QuorumConnectionReceiverThread类
用于异步接受连接,run方法调用receiveConnection方法处理新建立的连接。
SendWorker类
Thread to send messages. Instance waits on a queue, and send a message as soon as there is one available. If connection breaks, then opens a new one.
用来发送消息的线程:
- 封装sid、socket、连接输出流
- 从发送队列取消息,通过输出流发送
RecvWorker类
Thread to receive messages. Instance waits on a socket read. If the channel breaks, then removes itself from the pool of receivers.
用来读取消息的线程:
public void run() {
threadCnt.incrementAndGet();
try {
while (running && !shutdown && sock != null) {
// 读取消息长度
int length = din.readInt();
if (length <= 0 || length > PACKETMAXSIZE) {
throw new IOException("Received packet with invalid packet: " + length);
}
// 读取数据
final byte[] msgArray = new byte[length];
din.readFully(msgArray, 0, length);
// 保存到接收队列
addToRecvQueue(new Message(ByteBuffer.wrap(msgArray), sid));
}
} catch (Exception e) {
} finally {
sw.finish();
closeSocket(sock);
}
}
FastLeaderElection类
文档说明:
Implementation of leader election using TCP. It uses an object of the class QuorumCnxManager to manage connections.
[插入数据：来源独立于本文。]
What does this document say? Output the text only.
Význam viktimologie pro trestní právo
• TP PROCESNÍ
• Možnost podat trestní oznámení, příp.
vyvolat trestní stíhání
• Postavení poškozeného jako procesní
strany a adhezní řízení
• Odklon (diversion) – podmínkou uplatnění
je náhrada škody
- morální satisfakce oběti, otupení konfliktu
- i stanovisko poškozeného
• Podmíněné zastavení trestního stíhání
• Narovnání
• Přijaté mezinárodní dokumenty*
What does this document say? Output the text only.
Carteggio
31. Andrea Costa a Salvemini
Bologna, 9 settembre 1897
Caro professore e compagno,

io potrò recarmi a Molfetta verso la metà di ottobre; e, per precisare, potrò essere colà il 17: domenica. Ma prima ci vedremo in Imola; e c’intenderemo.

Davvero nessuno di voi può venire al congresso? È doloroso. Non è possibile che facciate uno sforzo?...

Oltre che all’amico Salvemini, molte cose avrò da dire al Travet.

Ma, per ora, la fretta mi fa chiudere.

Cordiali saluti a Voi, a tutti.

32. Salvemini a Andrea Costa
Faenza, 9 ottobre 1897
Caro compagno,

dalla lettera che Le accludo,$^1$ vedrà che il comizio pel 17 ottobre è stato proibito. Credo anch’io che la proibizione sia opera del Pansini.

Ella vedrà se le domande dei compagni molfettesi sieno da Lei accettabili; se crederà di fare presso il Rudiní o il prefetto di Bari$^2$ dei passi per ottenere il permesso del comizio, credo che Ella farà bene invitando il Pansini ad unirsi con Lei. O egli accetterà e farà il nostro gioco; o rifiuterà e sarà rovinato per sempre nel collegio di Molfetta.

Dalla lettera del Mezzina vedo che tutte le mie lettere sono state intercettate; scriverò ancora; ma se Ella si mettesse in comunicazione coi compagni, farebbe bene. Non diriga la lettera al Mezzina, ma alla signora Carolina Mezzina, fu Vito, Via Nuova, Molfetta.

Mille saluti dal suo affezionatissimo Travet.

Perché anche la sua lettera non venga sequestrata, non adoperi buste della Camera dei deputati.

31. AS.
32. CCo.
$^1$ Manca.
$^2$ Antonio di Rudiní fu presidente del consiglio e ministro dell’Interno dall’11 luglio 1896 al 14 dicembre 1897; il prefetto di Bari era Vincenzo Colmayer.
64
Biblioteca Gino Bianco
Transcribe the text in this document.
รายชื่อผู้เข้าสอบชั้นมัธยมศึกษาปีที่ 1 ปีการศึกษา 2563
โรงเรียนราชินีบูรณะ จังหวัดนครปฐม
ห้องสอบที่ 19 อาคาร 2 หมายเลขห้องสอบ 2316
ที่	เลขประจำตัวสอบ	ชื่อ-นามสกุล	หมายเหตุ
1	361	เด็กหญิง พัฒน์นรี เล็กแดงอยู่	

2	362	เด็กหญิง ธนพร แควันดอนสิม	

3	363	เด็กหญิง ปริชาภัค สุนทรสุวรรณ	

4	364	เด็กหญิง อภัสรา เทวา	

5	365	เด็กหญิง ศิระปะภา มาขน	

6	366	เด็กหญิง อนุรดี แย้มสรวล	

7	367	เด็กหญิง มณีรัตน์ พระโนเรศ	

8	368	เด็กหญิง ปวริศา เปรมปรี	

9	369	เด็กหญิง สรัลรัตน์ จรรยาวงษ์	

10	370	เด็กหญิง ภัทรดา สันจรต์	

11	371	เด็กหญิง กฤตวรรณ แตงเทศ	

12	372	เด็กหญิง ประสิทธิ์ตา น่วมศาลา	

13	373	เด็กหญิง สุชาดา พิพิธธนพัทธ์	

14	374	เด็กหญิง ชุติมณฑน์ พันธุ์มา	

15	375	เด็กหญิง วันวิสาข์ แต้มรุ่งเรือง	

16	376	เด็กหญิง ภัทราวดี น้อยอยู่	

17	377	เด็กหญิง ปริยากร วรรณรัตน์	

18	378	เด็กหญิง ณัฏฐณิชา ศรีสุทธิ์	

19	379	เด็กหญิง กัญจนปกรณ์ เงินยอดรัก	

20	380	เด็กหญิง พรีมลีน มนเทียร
Otherwise, the algorithm is push-based as with the other UDP implementations. There are a few parameters that can be tuned to change its behavior. First, finalizeWait determines the amount of time to wait until deciding upon a leader. This is part of the leader election algorithm.
- 使用tcp实现leader选举,基于推送模式
- 使用QuorumCnxManager对象管理连接
构造方法
public FastLeaderElection(QuorumPeer self, QuorumCnxManager manager) {
this.stop = false;
this.manager = manager;
starter(self, manager);
}
private void starter(QuorumPeer self, QuorumCnxManager manager) {
this.self = self;
proposedLeader = -1;
proposedZxid = -1;
sendqueue = new LinkedBlockingQueue<>();
recvqueue = new LinkedBlockingQueue<>();
// 用来启动WorkerSender和WorkerReceiver
this.messenger = new Messenger(manager);
}
主要字段
// 在leader最终确定之前尝试拉取变化选票的时长
static final int finalizeWait = 200;
// 投票箱,用于保存一轮选举的结果、统计选举结果
private SyncedLearnerTracker leadingVoteSet;
// 发送队列
LinkedBlockingQueue<ToSend> sendqueue;
// 接收队列
LinkedBlockingQueue<Notification> recvqueue;
// 用来启动WorkerSender和WorkerReceiver
Messenger messenger;
// 决议leaderId
long proposedLeader;
// 决议zxid
long proposedZxid;
// 决议epoch
long proposedEpoch;
start方法启动选举
public void start() {
this.messenger.start(); // 会启动WorkerSender和WorkerReceiver两个线程
}
Messenger类
WorkerSender线程
- 从sendqueue取ToSend消息
- 通过QuorumCnxManager的toSend方法发送消息
WorkerReceiver线程
- 通过QuorumCnxManager的pollRecvQueue取接收的消息
- 封装Notification对象,推送到recvqueue队列
主要方法
// 创建发送消息
static ByteBuffer buildMsg(
int state, long leader, long zxid, long electionEpoch, long epoch, byte[] configData);
// 给所有节点发Notification投票
private void sendNotifications();
// 对比serverId、zxid、currentEpoch决定将票投给哪个server
protected boolean totalOrderPredicate(
long newId, long newZxid, long newEpoch, long curId, long curZxid, long curEpoch);
// 给定一个Vote集,返回SyncedLearnerTracker对象,用来确定是否有足够的选票确定选举结束
protected SyncedLearnerTracker getVoteTracker(Map<Long, Vote> votes, Vote vote);
// 如果有leader当选,并且有足够的选票,必须检查该leader是否投票并确认其处于领先地位
// 需要进行这种检查,以避免peers一次又一次地选举一个已经崩溃且不再领先的peer
protected boolean checkLeader(Map<Long, Vote> votes, long leader, long electionEpoch);
// 更新proposedLeader、proposedZxid、proposedEpoch
// 确定leader或者为下一轮投票做准备
synchronized void updateProposal(long leader, long zxid, long epoch);
// 使用当前proposedLeader、proposedZxid、proposedEpoch创建Vote(选票)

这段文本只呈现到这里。